Production logging, the analysis of down-hole fluid movement, generally requires more interpretation than primary logging before satisfactory results are reached. Some standard interpretation procedures have evolved in an effort to simplify the analysis of fluid movement logs. As long as these cook book procedures are recognized as being simply a basis for initiating the complete interpretation, then valid, usable results will be obtained. If a standardized form is used for the complete interpretation, the analysis of that particular production log is only partially complete, and the results may not indicate what is actually happening.
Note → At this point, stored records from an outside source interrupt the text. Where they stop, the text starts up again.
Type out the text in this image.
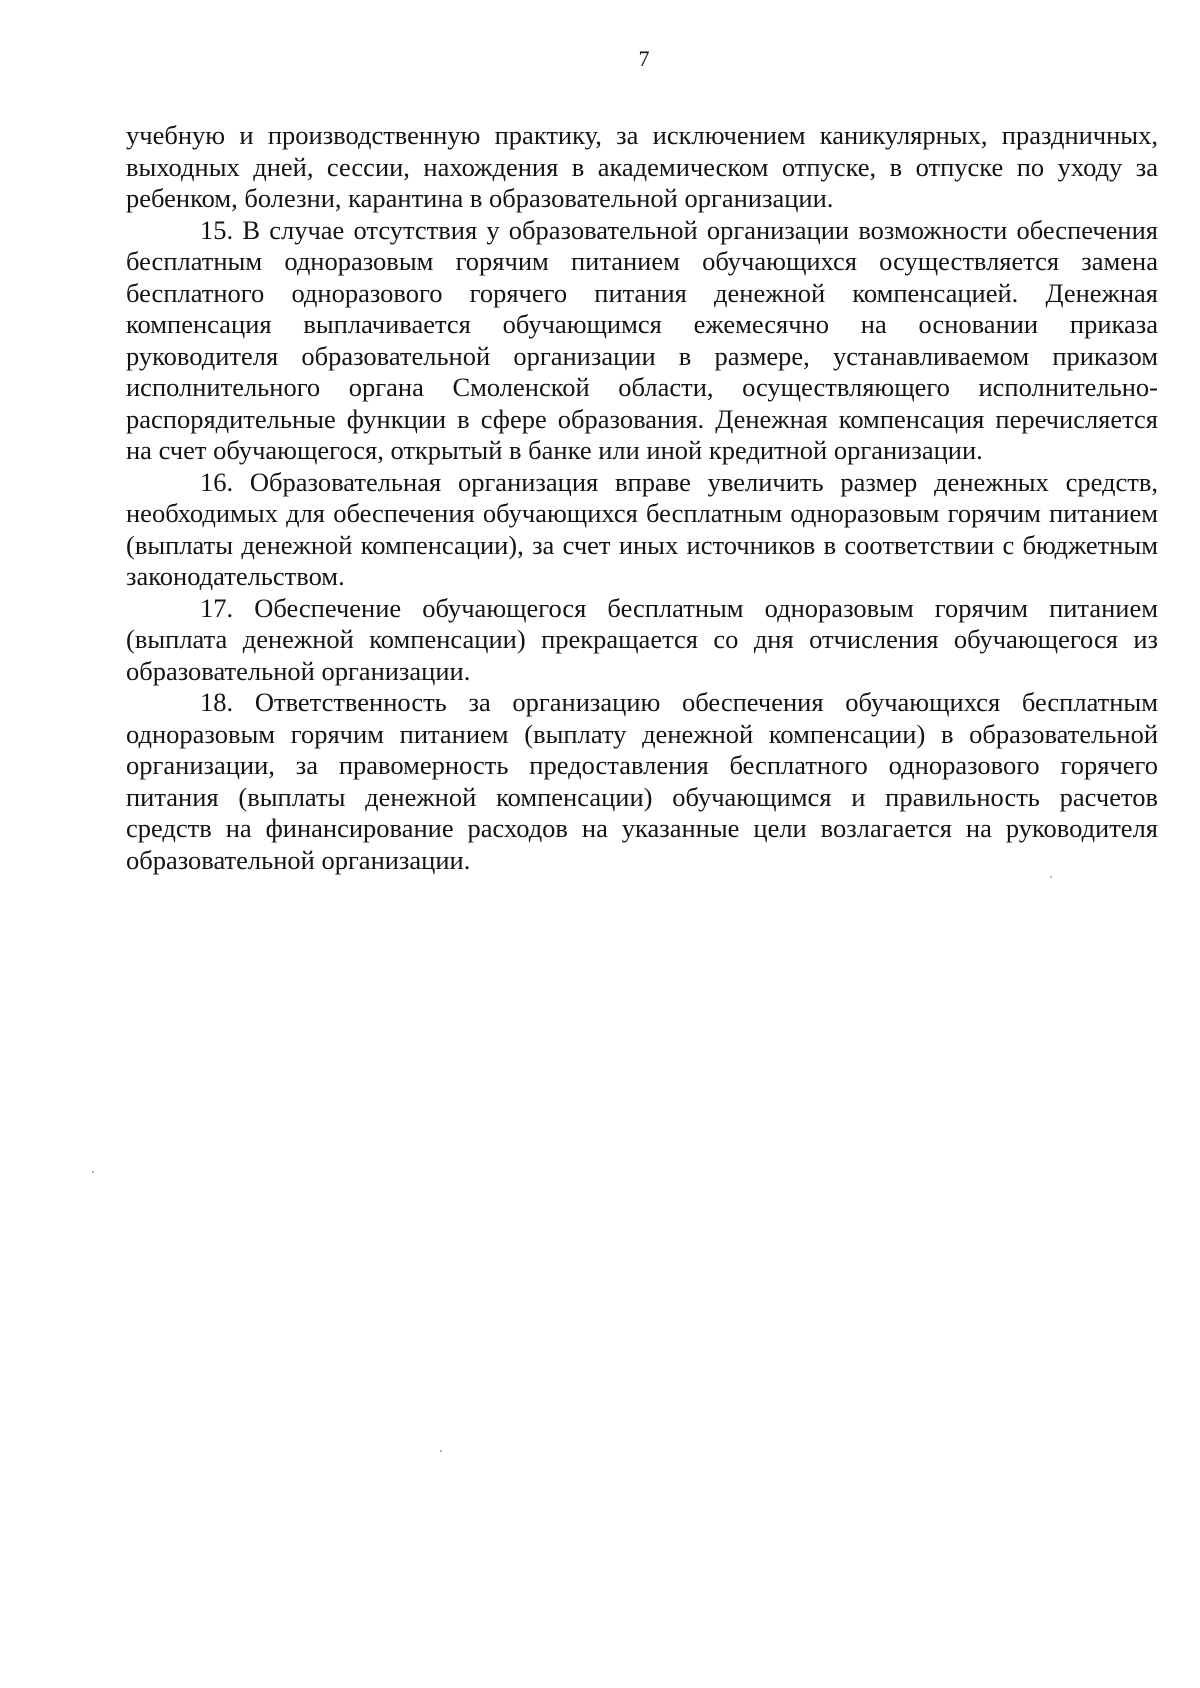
7

учебную и производственную практику, за исключением каникулярных, праздничных, выходных дней, сессии, нахождения в академическом отпуске, в отпуске по уходу за ребенком, болезни, карантина в образовательной организации.

15. В случае отсутствия у образовательной организации возможности обеспечения бесплатным одноразовым горячим питанием обучающихся осуществляется замена бесплатного одноразового горячего питания денежной компенсацией. Денежная компенсация выплачивается обучающимся ежемесячно на основании приказа руководителя образовательной организации в размере, устанавливаемом приказом исполнительного органа Смоленской области, осуществляющего исполнительно-распорядительные функции в сфере образования. Денежная компенсация перечисляется на счет обучающегося, открытый в банке или иной кредитной организации.

16. Образовательная организация вправе увеличить размер денежных средств, необходимых для обеспечения обучающихся бесплатным одноразовым горячим питанием (выплаты денежной компенсации), за счет иных источников в соответствии с бюджетным законодательством.

17. Обеспечение обучающегося бесплатным одноразовым горячим питанием (выплата денежной компенсации) прекращается со дня отчисления обучающегося из образовательной организации.

18. Ответственность за организацию обеспечения обучающихся бесплатным одноразовым горячим питанием (выплату денежной компенсации) в образовательной организации, за правомерность предоставления бесплатного одноразового горячего питания (выплаты денежной компенсации) обучающимся и правильность расчетов средств на финансирование расходов на указанные цели возлагается на руководителя образовательной организации.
Many things affect analysis of down-hole fluid movement. A few down-hole variables include hole size, laminar flow, counter or crossflow, tool efficiencies, logging speed and even, in some cases, improper running of the survey itself. Although all of these factors do not always affect the analysis of all of the various types of production logs, their effect should not be indiscriminately neglected.
This article is not intended to imply that a more thorough analysis of the down-hole fluid movement survey will give the complete picture every time. However, more thorough analysis will minimize unnecessary remedial work to both injection wells and producing wells which often results from cook book methods of interpretation.
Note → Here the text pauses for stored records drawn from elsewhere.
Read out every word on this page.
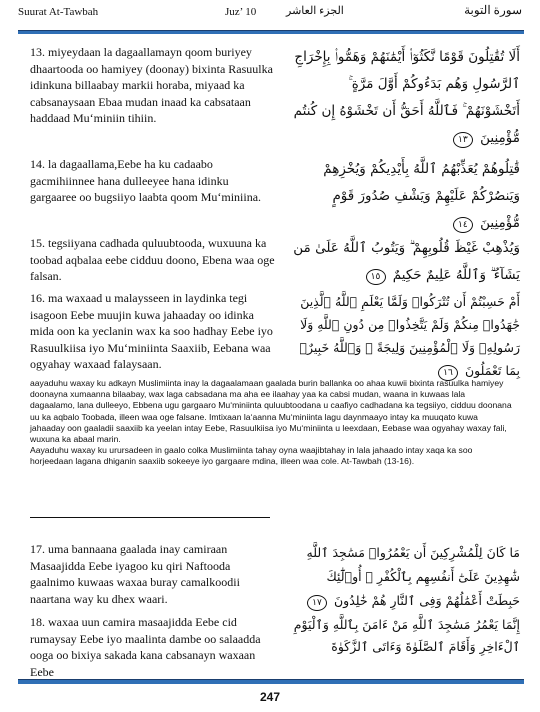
Suurat At-Tawbah	Juz’ 10	الجزء العاشر	سورة التوبة
13. miyeydaan la dagaallamayn qoom buriyey dhaartooda oo hamiyey (doonay) bixinta Rasuulka idinkuna billaabay markii horaba, miyaad ka cabsanaysaan Ebaa mudan inaad ka cabsataan haddaad Mu‘miniin tihiin.
أَلَا تُقَٰتِلُونَ قَوْمًا نَّكَثُوٓا۟ أَيْمَٰنَهُمْ وَهَمُّوا۟ بِإِخْرَاجِ ٱلرَّسُولِ وَهُم بَدَءُوكُمْ أَوَّلَ مَرَّةٍ ۚ أَتَخْشَوْنَهُمْ ۚ فَٱللَّهُ أَحَقُّ أَن تَخْشَوْهُ إِن كُنتُم مُّؤْمِنِينَ ١٣
14. la dagaallama,Eebe ha ku cadaabo gacmihiinnee hana dulleeyee hana idinku gargaaree oo bugsiiyo laabta qoom Mu‘miniina.
قَٰتِلُوهُمْ يُعَذِّبْهُمُ ٱللَّهُ بِأَيْدِيكُمْ وَيُخْزِهِمْ وَيَنصُرْكُمْ عَلَيْهِمْ وَيَشْفِ صُدُورَ قَوْمٍ مُّؤْمِنِينَ ١٤
15. tegsiiyana cadhada quluubtooda, wuxuuna ka toobad aqbalaa eebe cidduu doono, Ebena waa oge falsan.
وَيُذْهِبْ غَيْظَ قُلُوبِهِمْ ۗ وَيَتُوبُ ٱللَّهُ عَلَىٰ مَن يَشَآءُ ۗ وَٱللَّهُ عَلِيمٌ حَكِيمٌ ١٥
16. ma waxaad u malaysseen in laydinka tegi isagoon Eebe muujin kuwa jahaaday oo idinka mida oon ka yeclanin wax ka soo hadhay Eebe iyo Rasuulkiisa iyo Mu‘miniinta Saaxiib, Eebana waa ogyahay waxaad falaysaan.
أَمْ حَسِبْتُمْ أَن تُتْرَكُوا۟ وَلَمَّا يَعْلَمِ ٱللَّهُ ٱلَّذِينَ جَٰهَدُوا۟ مِنكُمْ وَلَمْ يَتَّخِذُوا۟ مِن دُونِ ٱللَّهِ وَلَا رَسُولِهِۦ وَلَا ٱلْمُؤْمِنِينَ وَلِيجَةً ۚ وَٱللَّهُ خَبِيرٌۢ بِمَا تَعْمَلُونَ ١٦

aayaduhu waxay ku adkayn Muslimiinta inay la dagaalamaan gaalada burin ballanka oo ahaa kuwii bixinta rasuulka hamiyey doonayna xumaanna bilaabay, wax laga cabsadana ma aha ee ilaahay yaa ka cabsi mudan, waana in kuwaas lala dagaalamo, lana dulleeyo, Ebbena ugu gargaaro Mu‘miniinta quluubtoodana u caafiyo cadhadana ka tegsiiyo, cidduu doonana uu ka aqbalo Toobada, illeen waa oge falsane. Imtixaan la‘aanna Mu‘miniinta lagu daynmaayo intay ka muuqato kuwa jahaaday oon gaaladii saaxiib ka yeelan intay Eebe, Rasuulkiisa iyo Mu‘miniinta u leexdaan, Eebase waa ogyahay waxay fali, wuxuna ka abaal marin.

Aayaduhu waxay ku urursadeen in gaalo colka Muslimiinta tahay oyna waajibtahay in lala jahaado intay xaqa ka soo horjeedaan lagana dhiganin saaxiib sokeeye iyo gargaare mdina, illeen waa cole. At-Tawbah (13-16).

17. uma bannaana gaalada inay camiraan Masaajidda Eebe iyagoo ku qiri Naftooda gaalnimo kuwaas waxaa buray camalkoodii naartana way ku dhex waari.
مَا كَانَ لِلْمُشْرِكِينَ أَن يَعْمُرُوا۟ مَسَٰجِدَ ٱللَّهِ شَٰهِدِينَ عَلَىٰٓ أَنفُسِهِم بِٱلْكُفْرِ ۚ أُو۟لَٰٓئِكَ حَبِطَتْ أَعْمَٰلُهُمْ وَفِى ٱلنَّارِ هُمْ خَٰلِدُونَ ١٧
18. waxaa uun camira masaajidda Eebe cid rumaysay Eebe iyo maalinta dambe oo salaadda ooga oo bixiya sakada kana cabsanayn waxaan Eebe
إِنَّمَا يَعْمُرُ مَسَٰجِدَ ٱللَّهِ مَنْ ءَامَنَ بِٱللَّهِ وَٱلْيَوْمِ ٱلْءَاخِرِ وَأَقَامَ ٱلصَّلَوٰةَ وَءَاتَى ٱلزَّكَوٰةَ
247
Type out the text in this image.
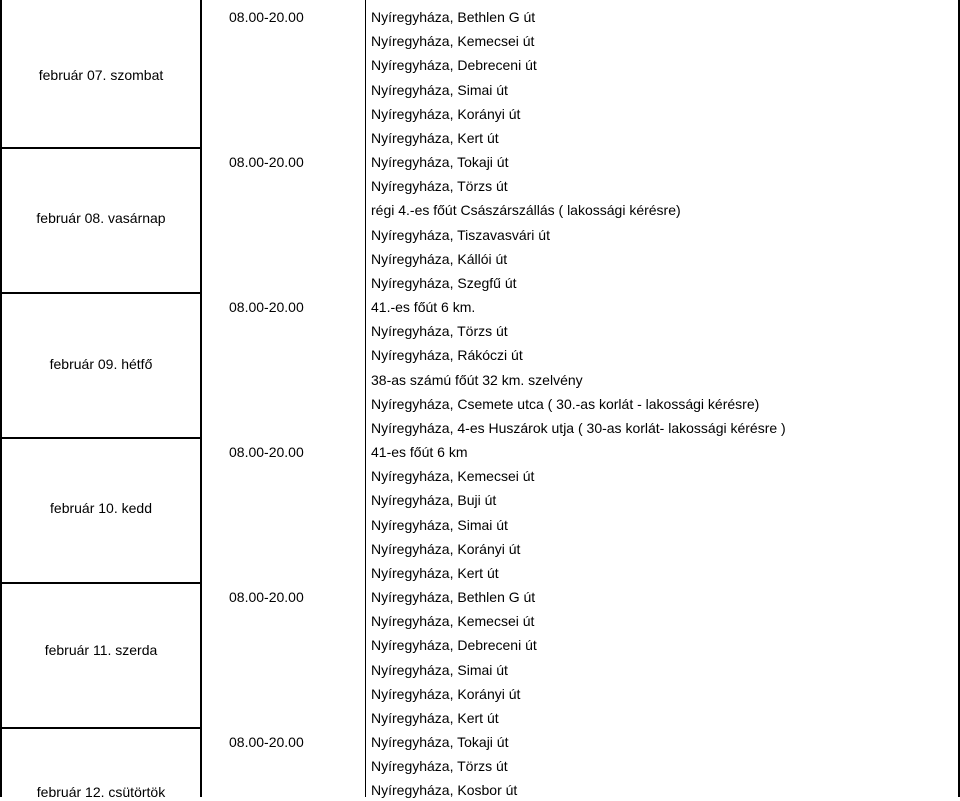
február 07. szombat
08.00-20.00	Nyíregyháza, Bethlen G út
Nyíregyháza, Kemecsei út
Nyíregyháza, Debreceni út
Nyíregyháza, Simai út
Nyíregyháza, Korányi út
Nyíregyháza, Kert út
február 08. vasárnap
08.00-20.00	Nyíregyháza, Tokaji út
Nyíregyháza, Törzs út
régi 4.-es főút Császárszállás ( lakossági kérésre)
Nyíregyháza, Tiszavasvári út
Nyíregyháza, Kállói út
Nyíregyháza, Szegfű út
február 09. hétfő
08.00-20.00	41.-es főút 6 km.
Nyíregyháza, Törzs út
Nyíregyháza, Rákóczi út
38-as számú főút 32 km. szelvény
Nyíregyháza, Csemete utca ( 30.-as korlát - lakossági kérésre)
Nyíregyháza, 4-es Huszárok utja ( 30-as korlát- lakossági kérésre )
február 10. kedd
08.00-20.00	41-es főút 6 km
Nyíregyháza, Kemecsei út
Nyíregyháza, Buji út
Nyíregyháza, Simai út
Nyíregyháza, Korányi út
Nyíregyháza, Kert út
február 11. szerda
08.00-20.00	Nyíregyháza, Bethlen G út
Nyíregyháza, Kemecsei út
Nyíregyháza, Debreceni út
Nyíregyháza, Simai út
Nyíregyháza, Korányi út
Nyíregyháza, Kert út
február 12. csütörtök
08.00-20.00	Nyíregyháza, Tokaji út
Nyíregyháza, Törzs út
Nyíregyháza, Kosbor út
This discussion on flowmeters is limited to the packer-type tool since analysis of the continuous flowmeter or spinner survey is generally recognized as being highly interpretive. The packer flowmeter is a very accurate tool for down-hole fluid measurement. Its major limitation is that it can measure fluid in only the pipe or borehole. The flowmeter can provide neither information about the distribution of the fluid after it leaves the borehole in injection wells nor information concerning the location of the flow channels prior to entering the borehole in producing wells. A unique problem involving profiling open-hole injection wells with a flowmeter was discussed by Jones. In this case, natural vertical fractures in the formation precluded an accurate profile by the flowmeter. Fluid flow through the spinner section of the tool created enough friction pressure to cause the fluid to bypass the flowmeter through the vertical fractures. The reduction in measured rate through the flowmeter indicated that a zone above it was taking fluid, when actually the water was reentering the borehole below the flowmeter and going on down the hole.
Although the problems of obtaining accurate production profiles are less numerous and severe, one problem warrants consideration. For optimum results, flowmeter production profiles require much more down-hole information on intermittent gas-lift wells than on wells utilizing continuous gas-lift systems. The producing rate during each cycle of intermittent systems is considerably greater than the PI of the well. Consequently, an instantaneous down-hole rate obtained by a flowmeter would be totally inaccurate since the well would be pumping off.
Trace A on Fig. 1 is a 15-second flowmeter recording at a point above all producing intervals, indicating a producing rate of 480 B/D. Since this is an intermittent gas-lift well and does not produce at a steady rate, a 15-second recording represents little more than an instantaneous rate. Trace B presents the flowmeter recording during the entire 6 3/4-minute lifting period. The average producing rate for Trace B is 288 B/D, but the picture is not complete until the entire gas-lift cycle is monitored by the flowmeter. Trace C presents the entire 10-minute cycle.